Budget 2021: Five key takeaways for urban transport

Rishi Sunak with red budget box
Author
Jonathan Bray

1. The one year 2020 Spending Review, and the multi-year 2021 Spending Review, are more significant for urban transport than the Budget was likely to be – and indeed, proved to be. Also, between now and the 2021 Spending Review, we will have the bus strategy, and, if the road map to COVID-19 recovery works out, the Government will need to take some decisions on how it will fill the patronage/funding gap that COVID-19 will still leave behind. So plenty still to play for.

However, although public spending wasn’t the main focus of the Budget, it did put more flesh on the bones of the new funding streams that were announced in the 2020 Spending Review – perhaps most notably on the Levelling Up Fund. It also showed that the political dimension to funding choices, that are always implicit, are becoming more explicit through more ranking of areas to be prioritised and the greater involvement of local MPs.

2. Glass half empty? The Resolution Foundation analysis is that the Budget has further sharpened the axe which hangs over non-protected Government departments. They say: ‘Further planned cuts to public services spending will see budgets for unprotected departments (such as transport and local government) fall by £2.6bn next year (2022-23). And that by 2024-25, day to day public service spending per capita in unprotected departments will still be almost one-quarter lower than in 2009-10, with less than a fifth of the reduction in spending between 2009-10 and 2018-19 having been unwound. These spending cuts assume no further spending pressures elsewhere, which is highly unlikely given what’s in store for the NHS, schools and social care over the coming years.’
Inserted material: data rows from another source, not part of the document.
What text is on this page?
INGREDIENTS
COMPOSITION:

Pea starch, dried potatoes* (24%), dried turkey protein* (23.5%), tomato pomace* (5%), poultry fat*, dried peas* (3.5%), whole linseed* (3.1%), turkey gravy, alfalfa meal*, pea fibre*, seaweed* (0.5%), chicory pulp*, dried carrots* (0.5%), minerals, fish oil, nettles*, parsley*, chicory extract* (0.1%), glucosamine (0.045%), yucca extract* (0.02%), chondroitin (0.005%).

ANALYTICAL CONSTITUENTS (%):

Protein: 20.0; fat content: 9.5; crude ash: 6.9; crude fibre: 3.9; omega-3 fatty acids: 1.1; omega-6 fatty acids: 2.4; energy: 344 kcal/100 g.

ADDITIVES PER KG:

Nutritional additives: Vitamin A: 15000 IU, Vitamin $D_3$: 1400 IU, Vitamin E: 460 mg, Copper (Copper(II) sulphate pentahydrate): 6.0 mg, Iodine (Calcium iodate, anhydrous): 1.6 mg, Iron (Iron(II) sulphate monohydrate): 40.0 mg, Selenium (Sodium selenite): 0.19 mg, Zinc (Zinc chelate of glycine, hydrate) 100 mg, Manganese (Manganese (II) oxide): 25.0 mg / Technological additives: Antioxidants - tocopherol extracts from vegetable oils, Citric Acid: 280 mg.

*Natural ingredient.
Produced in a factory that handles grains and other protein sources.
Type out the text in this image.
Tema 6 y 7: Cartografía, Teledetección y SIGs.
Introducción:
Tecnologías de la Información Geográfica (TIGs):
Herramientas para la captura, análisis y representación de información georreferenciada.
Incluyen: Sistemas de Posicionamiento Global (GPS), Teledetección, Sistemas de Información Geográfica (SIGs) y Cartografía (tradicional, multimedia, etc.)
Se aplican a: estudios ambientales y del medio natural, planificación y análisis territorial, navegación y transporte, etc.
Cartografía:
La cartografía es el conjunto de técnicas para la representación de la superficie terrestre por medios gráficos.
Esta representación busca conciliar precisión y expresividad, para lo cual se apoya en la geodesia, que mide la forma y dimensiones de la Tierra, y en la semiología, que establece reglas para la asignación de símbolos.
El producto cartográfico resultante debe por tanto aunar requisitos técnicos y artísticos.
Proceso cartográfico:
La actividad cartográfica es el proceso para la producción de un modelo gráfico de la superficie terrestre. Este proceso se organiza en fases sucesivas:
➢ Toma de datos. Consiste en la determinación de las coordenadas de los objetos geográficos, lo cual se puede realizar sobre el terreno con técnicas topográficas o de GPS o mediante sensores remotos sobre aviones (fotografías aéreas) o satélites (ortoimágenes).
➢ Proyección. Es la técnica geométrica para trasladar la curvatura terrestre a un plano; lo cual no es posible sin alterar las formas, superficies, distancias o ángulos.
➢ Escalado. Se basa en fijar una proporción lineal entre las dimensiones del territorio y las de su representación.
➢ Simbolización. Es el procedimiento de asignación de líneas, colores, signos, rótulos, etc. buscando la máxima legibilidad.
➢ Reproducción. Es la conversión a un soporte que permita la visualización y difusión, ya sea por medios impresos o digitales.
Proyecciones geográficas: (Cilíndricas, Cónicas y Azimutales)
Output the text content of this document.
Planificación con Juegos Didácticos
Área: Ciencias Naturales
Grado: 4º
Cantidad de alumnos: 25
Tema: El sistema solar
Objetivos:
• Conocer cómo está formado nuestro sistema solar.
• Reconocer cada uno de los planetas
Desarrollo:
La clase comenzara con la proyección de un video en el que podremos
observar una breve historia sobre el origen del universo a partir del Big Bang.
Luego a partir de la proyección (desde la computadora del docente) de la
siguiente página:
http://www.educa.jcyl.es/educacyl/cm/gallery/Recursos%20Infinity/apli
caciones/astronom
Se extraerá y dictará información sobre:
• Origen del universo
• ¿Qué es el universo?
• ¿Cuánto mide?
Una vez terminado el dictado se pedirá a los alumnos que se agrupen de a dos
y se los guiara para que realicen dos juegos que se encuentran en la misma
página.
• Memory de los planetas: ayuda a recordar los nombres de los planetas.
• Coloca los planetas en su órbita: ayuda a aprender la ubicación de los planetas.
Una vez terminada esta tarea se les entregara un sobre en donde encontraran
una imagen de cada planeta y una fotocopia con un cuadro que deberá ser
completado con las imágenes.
This is a particular concern in relation to the revenue support that public transport needs to recover, never mind, build its often low share of the trips that people make. It also has implications for the already denuded capacity of local transport authorities to retain and develop the skills and capacity they need to deliver capital investment and meet the increasingly complex environmental and social challenges that cities face.

3. Glass half full? Most of the extra £5bn promised for bus and active travel that the Prime Minister pledged in February 2020, is still to come. If you add in the existing Transforming Cities Fund and the new funds on their way, then potentially there could be significant capital funding on its way to spend on the right things on urban transport (public transport and active travel). Plus, few could argue that post industrial towns are not overdue an investment boost.

4. Meanwhile there’s a danger of a swing back to greater centralisation of decision-making with the risk that the Intra-city Transport Fund in particular becomes a tool by which HMT can manage the priorities of city regions which should be left to determine their own futures. More widely, the Budget reinforced the trend of recent years away from block funding towards places having to please and convince terribly clever people in London about the merits of their bids into multiple competitive funding pots.

5. One day a Chancellor is going to have to grasp the nettle of significant road vehicle taxation reform – not least because of the rise of electric vehicles. But yesterday wasn’t that day. The fuel duty escalator remains frozen. This further undermines both public transport’s competitive position and the slow progress being made to reduce transport’s drag on wider Government carbon reduction targets. But it could be that as the pandemic recedes, that 2021 is the year when more kites are flown around how a new and more progressive fiscal and charging regime for road vehicles could also fill the revenue gap that the electrification of vehicle fleets will cause in the current system.